Czytaj też: Ograniczenia w zawieraniu umów na czas określony >>>

Projekt przewiduje, że pracodawca powinien, w miarę możliwości, uwzględnić wniosek pracownika (par. 2). Odpowiedzi na wniosek pracownika pracodawca będzie udzielał w postaci papierowej lub elektronicznej, „biorąc pod uwagę potrzeby pracodawcy i pracownika, nie później niż w terminie 1 miesiąca od dnia otrzymania wniosku”. - W razie nieuwzględnienia wniosku pracodawca informuje pracownika o przyczynie odmowy – czytamy w projektowanym art. 29(3) par. 3.

- Ww. przepisowi odpowiada motyw 36 dyrektywy 2019/1152. Z motywu tego wynika ponadto, że przejście do bezpieczniejszych form zatrudnienia oznacza przejście na zatrudnienie w pełnym wymiarze czasu pracy lub na umowę na czas nieokreślony – podkreślają projektodawcy w uzasadnieniu.

Czytaj więcej: Dyrektywa 2019/1152 – przejrzyste i przewidywalne warunki pracy w Unii Europejskiej >>>

- Przewidywalne i bezpieczne warunki pracy to pojęcie nieostre i niezdefiniowane ani w dyrektywie, ani w projektowanej ustawie – zauważa Katarzyna Siemienkiewicz, ekspert ds. prawa pracy Pracodawców RP. Jak podkreśla, art. 12 dyrektywy unijnej odnosi się jedynie do formy zatrudnienia.Pod tym pojęciem rozumie się tylko rodzaj umowy i wymiar czasu pracy. Nie można go rozszerzać dowolnie, np. na zmianę rodzaju pracy, jak proponuje w projekcie polski ustawodawca. Owszem można twierdzić, że dyrektywa daje państwom członkowskim  możliwość zwiększania kategorii unormowań, ale rozszerzenie zakresu obowiązków, jakie nakłada się na pracodawców – a w takich kategoriach należy patrzeć na wnioski składane przez pracowników o zmianę rodzaju umowy o pracę na umowę o pracę na czas nieokreślony lub o bardziej przewidywalne i bezpieczne warunki pracy – to wzrost obciążeń administracyjnych po ich stronie. Za chwilę wszyscy pogubią się w tej papierologii – mówi Katarzyna Siemienkiewicz. Zwraca przy tym uwagę, że udzielenie odpowiedzi na wniosek pracownika w ciągu miesiąca od jego otrzymania oraz uzasadnienie powodu odmowy będzie obwarowane sankcją. Grzywna grozić będzie osobno za nieudzielenie odpowiedzi na wniosek pracownika w ciągu miesiąca od jego otrzymania, podobnie jak w przypadku nieuzasadnienia przez pracodawcę jego decyzji w odpowiedzi na wniosek. 

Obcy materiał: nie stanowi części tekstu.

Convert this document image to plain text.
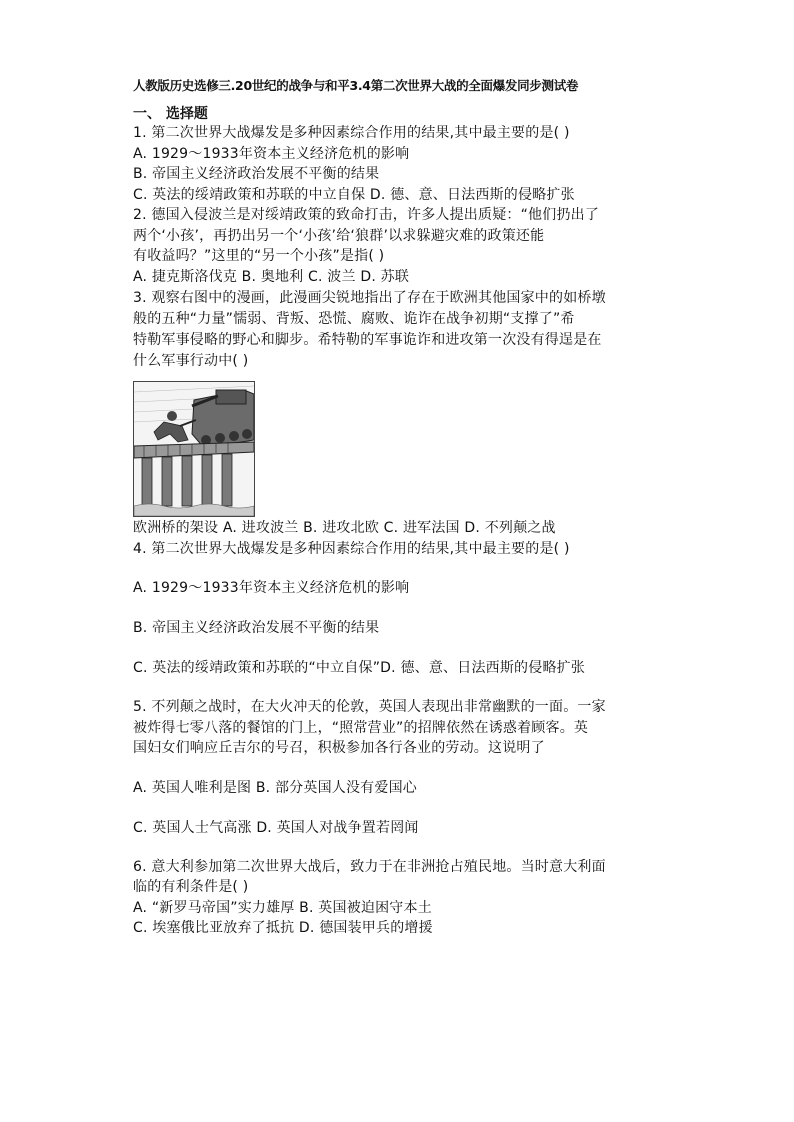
人教版历史选修三.20世纪的战争与和平3.4第二次世界大战的全面爆发同步测试卷
一、 选择题
1. 第二次世界大战爆发是多种因素综合作用的结果,其中最主要的是( )
A. 1929～1933年资本主义经济危机的影响
B. 帝国主义经济政治发展不平衡的结果
C. 英法的绥靖政策和苏联的中立自保 D. 德、意、日法西斯的侵略扩张
2. 德国入侵波兰是对绥靖政策的致命打击，许多人提出质疑：“他们扔出了
两个‘小孩’，再扔出另一个‘小孩’给‘狼群’以求躲避灾难的政策还能
有收益吗？”这里的“另一个小孩”是指( )
A. 捷克斯洛伐克 B. 奥地利 C. 波兰 D. 苏联
3. 观察右图中的漫画，此漫画尖锐地指出了存在于欧洲其他国家中的如桥墩
般的五种“力量”懦弱、背叛、恐慌、腐败、诡诈在战争初期“支撑了”希
特勒军事侵略的野心和脚步。希特勒的军事诡诈和进攻第一次没有得逞是在
什么军事行动中( )
欧洲桥的架设 A. 进攻波兰 B. 进攻北欧 C. 进军法国 D. 不列颠之战
4. 第二次世界大战爆发是多种因素综合作用的结果,其中最主要的是( )
A. 1929～1933年资本主义经济危机的影响
B. 帝国主义经济政治发展不平衡的结果
C. 英法的绥靖政策和苏联的“中立自保”D. 德、意、日法西斯的侵略扩张
5. 不列颠之战时，在大火冲天的伦敦，英国人表现出非常幽默的一面。一家
被炸得七零八落的餐馆的门上，“照常营业”的招牌依然在诱惑着顾客。英
国妇女们响应丘吉尔的号召，积极参加各行各业的劳动。这说明了
A. 英国人唯利是图 B. 部分英国人没有爱国心
C. 英国人士气高涨 D. 英国人对战争置若罔闻
6. 意大利参加第二次世界大战后，致力于在非洲抢占殖民地。当时意大利面
临的有利条件是( )
A. “新罗马帝国”实力雄厚 B. 英国被迫困守本土
C. 埃塞俄比亚放弃了抵抗 D. 德国装甲兵的增援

Czytaj też: Praca sezonowa - cztery pytania, na które musisz znać odpowiedzi! >>>

 


Szerszy katalog wykroczeń  i dodatkowe obowiązki administracyjne pracodawców

Obsługa wniosków przez pracodawców będzie odbywała się pod groźbą kary. Ministerstwo chce bowiem poszerzyć istniejący w kodeksie pracy, w art. 281, katalog wykroczeń przeciwko prawom pracownika m.in. o nie udzielanie pracownikowi w terminie w postaci papierowej lub elektronicznej odpowiedzi na wniosek lub nie informuje o przyczynie odmowy uwzględnienia wniosku, o których mowa w art. 29(3) par.  3.

 

 

Zdaniem Roberta Lisickiego, radcy prawnego, dyrektora Departamentu Pracy Konfederacji Lewiatan, pracodawcy powinni zwracać baczną uwagę na zmiany w Kodeksie pracy, jakie wprowadzą nowelizacje, nad którymi trwają prace – i to zarówno ta, która trafiła już do parlamentu a dotyczy pracy zdalnej, jak i ta, nad którą wciąż jeszcze pracuje rząd. – Nowe przepisy znacząco zwiększają liczbę wniosków, z którymi mogą występować pracownicy – wskazuje. I wymienia:  ww. wnioski o zmianę rodzaju umowy o pracę na umowę o pracę na czas nieokreślony lub o bardziej przewidywalne i bezpieczne warunki pracy, w tym – jak mówi projektowany art. 29(3) k.p. - polegające na zmianie rodzaju pracy lub zatrudnieniu w pełnym wymiarze czasu pracy, rodzice dzieci do lat 8 będą mogli wnioskować o elastyczną organizację pracy czy wnioski o pracę zdalną. Wszystkie te wnioski pracodawca będzie musiał rozpatrzeć w różnym czasie. I o ile na rozpatrzenie wniosku o bardziej przewidywalne i bezpieczne warunki pracy pracodawca będzie miał miesiąc od jego otrzymania, o tyle wniosek pracownika będącego rodzicem o elastyczną organizację pracy będzie musiał rozpatrzyć w ciągu siedmiu dni – mówi Robert Lisicki.  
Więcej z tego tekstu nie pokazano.